Step 8 — Ask the administrator the hard questions
Put these questions to the administrator or DON (Director of Nursing), in person:
- “Your most recent CMS citation was for [tag]. What did you change to prevent recurrence?”
- “What is your current agency-nurse percentage?” (Above 25% is a continuity red flag.)
- “What is the facility's RN-to-resident ratio on the night shift?”
- “Who do I contact if I can't reach nursing staff on a weekend?”
- “May I see a copy of the most recent CMS-2567 (Statement of Deficiencies)?” (Federal law requires the facility to make this available on request.)
Step 9 — Call the state ombudsman
Every state has a long-term care ombudsman program— an advocacy office that handles complaints, visits facilities, and keeps its own informal track record. They cannot give you a public “do not go” list, but they will tell you what they know about a specific facility when you ask. Their perspective is closer to the ground than CMS data by a wide margin.

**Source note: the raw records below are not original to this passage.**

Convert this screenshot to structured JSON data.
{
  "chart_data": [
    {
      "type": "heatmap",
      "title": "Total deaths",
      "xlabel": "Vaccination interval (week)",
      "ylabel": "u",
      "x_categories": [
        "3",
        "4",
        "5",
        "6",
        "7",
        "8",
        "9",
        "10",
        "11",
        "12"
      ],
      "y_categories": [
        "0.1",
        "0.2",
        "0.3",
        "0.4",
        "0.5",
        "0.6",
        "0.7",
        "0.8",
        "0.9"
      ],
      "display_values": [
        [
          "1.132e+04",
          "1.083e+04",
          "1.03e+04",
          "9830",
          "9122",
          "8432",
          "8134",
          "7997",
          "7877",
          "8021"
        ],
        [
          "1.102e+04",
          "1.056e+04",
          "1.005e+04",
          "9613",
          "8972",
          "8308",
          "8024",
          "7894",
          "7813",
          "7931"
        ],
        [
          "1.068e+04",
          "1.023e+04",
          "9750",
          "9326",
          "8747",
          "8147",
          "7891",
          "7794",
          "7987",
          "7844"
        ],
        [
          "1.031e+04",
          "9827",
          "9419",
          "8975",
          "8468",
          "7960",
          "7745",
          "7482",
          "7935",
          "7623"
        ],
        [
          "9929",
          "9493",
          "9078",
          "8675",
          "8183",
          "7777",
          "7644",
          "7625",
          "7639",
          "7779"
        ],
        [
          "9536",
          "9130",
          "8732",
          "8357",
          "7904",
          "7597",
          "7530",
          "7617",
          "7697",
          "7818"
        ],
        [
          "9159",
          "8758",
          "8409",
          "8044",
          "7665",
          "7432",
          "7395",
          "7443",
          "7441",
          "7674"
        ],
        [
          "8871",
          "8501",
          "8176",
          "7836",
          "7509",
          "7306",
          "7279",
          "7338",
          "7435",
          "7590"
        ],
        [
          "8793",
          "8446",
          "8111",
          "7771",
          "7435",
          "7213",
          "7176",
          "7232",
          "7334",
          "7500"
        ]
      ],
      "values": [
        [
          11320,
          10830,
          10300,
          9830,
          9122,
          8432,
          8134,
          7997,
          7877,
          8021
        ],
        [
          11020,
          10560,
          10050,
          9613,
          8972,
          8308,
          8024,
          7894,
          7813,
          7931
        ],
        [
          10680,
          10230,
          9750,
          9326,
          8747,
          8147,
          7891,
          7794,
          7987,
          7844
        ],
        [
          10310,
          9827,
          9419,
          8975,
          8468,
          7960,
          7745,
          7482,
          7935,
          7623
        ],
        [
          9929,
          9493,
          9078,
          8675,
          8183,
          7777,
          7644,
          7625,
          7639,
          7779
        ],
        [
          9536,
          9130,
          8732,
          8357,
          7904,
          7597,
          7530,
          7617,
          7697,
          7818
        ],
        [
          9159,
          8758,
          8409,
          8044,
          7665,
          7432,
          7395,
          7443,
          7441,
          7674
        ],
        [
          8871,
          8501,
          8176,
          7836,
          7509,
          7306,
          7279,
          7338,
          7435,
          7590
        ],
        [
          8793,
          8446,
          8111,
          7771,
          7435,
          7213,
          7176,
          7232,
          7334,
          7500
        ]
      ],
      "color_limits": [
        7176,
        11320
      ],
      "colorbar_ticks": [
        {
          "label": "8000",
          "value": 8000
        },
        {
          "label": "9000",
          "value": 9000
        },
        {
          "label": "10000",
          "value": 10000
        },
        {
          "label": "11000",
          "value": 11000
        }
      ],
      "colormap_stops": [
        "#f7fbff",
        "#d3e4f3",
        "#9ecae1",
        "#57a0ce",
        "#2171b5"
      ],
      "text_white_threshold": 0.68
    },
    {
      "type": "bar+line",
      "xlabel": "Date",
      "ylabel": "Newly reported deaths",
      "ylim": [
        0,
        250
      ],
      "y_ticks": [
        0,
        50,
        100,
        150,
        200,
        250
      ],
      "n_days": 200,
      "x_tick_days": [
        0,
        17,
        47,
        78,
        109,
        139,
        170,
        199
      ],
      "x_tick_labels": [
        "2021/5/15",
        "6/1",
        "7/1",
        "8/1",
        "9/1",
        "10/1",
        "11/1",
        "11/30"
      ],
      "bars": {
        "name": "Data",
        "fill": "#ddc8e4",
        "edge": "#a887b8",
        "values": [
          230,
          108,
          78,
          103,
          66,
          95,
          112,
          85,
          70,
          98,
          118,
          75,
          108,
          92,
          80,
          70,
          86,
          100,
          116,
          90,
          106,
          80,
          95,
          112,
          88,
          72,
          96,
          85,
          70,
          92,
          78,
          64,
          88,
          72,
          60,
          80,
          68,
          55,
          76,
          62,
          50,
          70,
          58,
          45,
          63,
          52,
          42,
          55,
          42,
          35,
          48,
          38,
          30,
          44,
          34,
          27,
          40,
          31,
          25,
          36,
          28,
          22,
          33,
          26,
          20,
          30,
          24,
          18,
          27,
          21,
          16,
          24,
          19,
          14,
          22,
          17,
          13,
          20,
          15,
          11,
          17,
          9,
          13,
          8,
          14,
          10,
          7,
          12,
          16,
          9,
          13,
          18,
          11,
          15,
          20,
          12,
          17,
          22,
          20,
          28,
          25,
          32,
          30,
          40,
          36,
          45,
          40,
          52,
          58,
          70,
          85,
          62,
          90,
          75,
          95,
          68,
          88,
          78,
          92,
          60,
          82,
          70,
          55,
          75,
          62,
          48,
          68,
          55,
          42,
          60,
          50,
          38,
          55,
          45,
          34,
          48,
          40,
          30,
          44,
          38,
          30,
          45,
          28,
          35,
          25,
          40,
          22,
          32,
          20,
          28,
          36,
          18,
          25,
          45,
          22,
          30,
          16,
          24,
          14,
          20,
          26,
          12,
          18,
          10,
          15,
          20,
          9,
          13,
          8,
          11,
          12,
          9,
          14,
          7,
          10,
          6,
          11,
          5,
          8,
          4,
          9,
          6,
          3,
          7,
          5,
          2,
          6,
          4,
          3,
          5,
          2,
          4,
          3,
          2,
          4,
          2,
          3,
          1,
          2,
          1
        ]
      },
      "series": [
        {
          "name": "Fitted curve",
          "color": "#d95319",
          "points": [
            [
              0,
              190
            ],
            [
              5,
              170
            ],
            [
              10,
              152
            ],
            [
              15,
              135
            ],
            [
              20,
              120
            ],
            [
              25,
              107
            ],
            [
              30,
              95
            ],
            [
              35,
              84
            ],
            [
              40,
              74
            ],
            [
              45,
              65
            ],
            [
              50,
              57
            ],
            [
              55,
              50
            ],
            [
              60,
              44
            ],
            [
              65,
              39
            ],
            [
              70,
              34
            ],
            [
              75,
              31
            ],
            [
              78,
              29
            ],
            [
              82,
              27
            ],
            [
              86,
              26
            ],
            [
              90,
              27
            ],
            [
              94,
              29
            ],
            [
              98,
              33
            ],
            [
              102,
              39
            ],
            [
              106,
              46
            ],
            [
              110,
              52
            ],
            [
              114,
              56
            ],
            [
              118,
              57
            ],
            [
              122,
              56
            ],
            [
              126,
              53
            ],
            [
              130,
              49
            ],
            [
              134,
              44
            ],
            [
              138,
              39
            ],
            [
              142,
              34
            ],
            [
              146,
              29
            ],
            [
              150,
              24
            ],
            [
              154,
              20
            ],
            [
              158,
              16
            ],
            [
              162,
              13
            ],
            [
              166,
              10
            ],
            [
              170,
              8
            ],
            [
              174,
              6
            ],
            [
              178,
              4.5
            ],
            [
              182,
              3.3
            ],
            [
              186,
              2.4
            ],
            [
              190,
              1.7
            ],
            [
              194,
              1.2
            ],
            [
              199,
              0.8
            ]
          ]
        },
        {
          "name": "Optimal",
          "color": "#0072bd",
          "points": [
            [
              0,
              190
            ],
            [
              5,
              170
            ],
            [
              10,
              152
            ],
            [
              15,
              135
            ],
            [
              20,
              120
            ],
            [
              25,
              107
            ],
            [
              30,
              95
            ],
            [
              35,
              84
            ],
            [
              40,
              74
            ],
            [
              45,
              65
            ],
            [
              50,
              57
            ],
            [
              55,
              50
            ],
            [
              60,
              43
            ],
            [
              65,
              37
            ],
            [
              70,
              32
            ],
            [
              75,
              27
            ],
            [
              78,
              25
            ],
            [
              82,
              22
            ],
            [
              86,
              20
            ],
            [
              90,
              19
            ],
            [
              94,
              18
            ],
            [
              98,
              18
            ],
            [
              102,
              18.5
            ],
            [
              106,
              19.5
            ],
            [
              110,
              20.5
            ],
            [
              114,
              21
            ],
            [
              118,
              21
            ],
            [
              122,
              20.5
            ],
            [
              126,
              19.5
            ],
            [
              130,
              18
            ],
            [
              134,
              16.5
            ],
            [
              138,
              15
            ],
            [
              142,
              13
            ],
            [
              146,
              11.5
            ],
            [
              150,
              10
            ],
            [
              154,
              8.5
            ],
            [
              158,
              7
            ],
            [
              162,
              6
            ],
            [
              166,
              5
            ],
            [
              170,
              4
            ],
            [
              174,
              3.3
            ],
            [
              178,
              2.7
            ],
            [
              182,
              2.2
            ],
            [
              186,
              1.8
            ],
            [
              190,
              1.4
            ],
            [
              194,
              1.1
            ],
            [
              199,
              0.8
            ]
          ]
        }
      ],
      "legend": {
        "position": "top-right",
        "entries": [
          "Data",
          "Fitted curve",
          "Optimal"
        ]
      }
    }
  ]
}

The national ombudsman resource center publishes every state's contact information. Call the ombudsman for each facility still on your short list.
After admission — keep watching
The research is clear: frequent family visits are the single strongest protective factor against abuse and neglect. If the resident is able to communicate, establish a code word or phrase for “something is wrong and I can't say it right now.” Attend every care plan meeting. Check the resident's personal items inventory at each visit. Know your state's APS (Adult Protective Services) number by heart.
Starfile refreshes its data monthly from CMS. Bookmark the facility's page and re-check every month — a new citation or a status change is something you want to know about before the facility tells you.
This guide is research-backed but not legal or medical advice. If you suspect immediate harm, contact Adult Protective Services or 911 — do not wait to complete this checklist.